そこにあったのは、すでに荒らされた野営跡。


 


壊れたテント、焦げた残骸、武具の散乱。


そして地面に刻まれた、無数の血痕と戦闘痕。


 


「……これは……」


 


一歩近づいたその場所。


倒れたテントの一部に、見覚えのある“意匠”が見えた。


 


アステリオン王国の──騎士団旗章。


 


(間違いない……ここが捜索対象の、連合騎士団の野営地……)


 


状況を分析する。


テントの数、食糧庫の跡、中央に集まる焚き火の痕。


布の破れ方、武器の散乱具合。


 


──不意打ち。


それも、かなりの規模。


 


(だが……これだけの規模で襲われたのに、遺体が……ない)


 


唯一確認できたのは──複数の足跡。


それも“前進方向”のものだけ。


 


「……前進した?」


 


まさか、戦闘中に進軍を……?


 


(退避でもない。
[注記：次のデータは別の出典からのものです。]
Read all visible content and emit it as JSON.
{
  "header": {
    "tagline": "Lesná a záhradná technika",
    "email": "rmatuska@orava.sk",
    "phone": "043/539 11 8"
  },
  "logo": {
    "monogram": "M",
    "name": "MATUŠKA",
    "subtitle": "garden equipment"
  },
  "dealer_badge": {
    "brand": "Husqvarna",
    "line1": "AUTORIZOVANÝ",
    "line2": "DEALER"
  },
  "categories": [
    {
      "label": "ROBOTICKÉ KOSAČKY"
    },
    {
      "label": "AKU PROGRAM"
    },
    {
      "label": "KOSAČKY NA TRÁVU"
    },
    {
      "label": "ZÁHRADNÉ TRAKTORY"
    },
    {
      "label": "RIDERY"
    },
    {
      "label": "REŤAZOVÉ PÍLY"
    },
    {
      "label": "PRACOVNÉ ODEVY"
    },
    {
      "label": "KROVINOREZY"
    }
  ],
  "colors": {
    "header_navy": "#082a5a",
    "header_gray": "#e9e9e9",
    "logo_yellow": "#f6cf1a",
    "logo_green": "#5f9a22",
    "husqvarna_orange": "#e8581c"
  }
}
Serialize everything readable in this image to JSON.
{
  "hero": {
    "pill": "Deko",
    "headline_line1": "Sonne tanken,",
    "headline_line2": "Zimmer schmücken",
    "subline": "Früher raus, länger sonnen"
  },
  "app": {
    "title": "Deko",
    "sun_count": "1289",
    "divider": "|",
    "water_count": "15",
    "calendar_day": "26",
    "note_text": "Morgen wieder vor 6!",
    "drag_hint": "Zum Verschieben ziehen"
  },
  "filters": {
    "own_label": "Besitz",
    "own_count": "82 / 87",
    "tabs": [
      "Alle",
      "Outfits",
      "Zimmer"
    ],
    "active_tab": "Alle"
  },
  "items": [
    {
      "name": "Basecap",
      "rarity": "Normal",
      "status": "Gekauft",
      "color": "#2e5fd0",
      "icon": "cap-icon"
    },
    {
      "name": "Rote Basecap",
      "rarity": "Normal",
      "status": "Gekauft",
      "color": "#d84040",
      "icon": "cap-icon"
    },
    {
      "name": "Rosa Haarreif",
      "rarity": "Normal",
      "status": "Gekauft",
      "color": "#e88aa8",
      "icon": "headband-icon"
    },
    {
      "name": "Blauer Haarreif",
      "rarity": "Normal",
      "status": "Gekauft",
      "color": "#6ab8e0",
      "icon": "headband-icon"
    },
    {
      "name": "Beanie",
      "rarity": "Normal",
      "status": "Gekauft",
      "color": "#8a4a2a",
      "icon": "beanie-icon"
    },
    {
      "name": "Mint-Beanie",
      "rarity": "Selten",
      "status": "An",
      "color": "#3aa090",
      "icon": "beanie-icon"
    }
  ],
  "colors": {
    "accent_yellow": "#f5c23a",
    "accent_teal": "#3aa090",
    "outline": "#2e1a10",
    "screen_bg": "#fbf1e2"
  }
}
撤退でもない。あれは“進軍”の足跡……)


 


戦線崩壊下での前進など、自殺行為。


まともな判断力があるなら、絶対に選ばない。


 


(……選ばせる“何か”があった)


(あるいは……選ばされた)


 


リリィは僅かな足跡の先を目で追った。


進軍先は──


 


(……死霊王……)


 


疑念が確信に変わる。


この場所で、何かがあった。


そして──“何者かの意志”によって仕組まれていた。


 


リリィは腰の装備を確認し、ナイフを引き抜く。


 


「──なら、真っ直ぐに暴きに行くだけよ」


 


足を踏み出す。


一歩一歩、確実に。


風が騒ぎ、空が渦巻く魔族領のただ中へ──リリィは進む。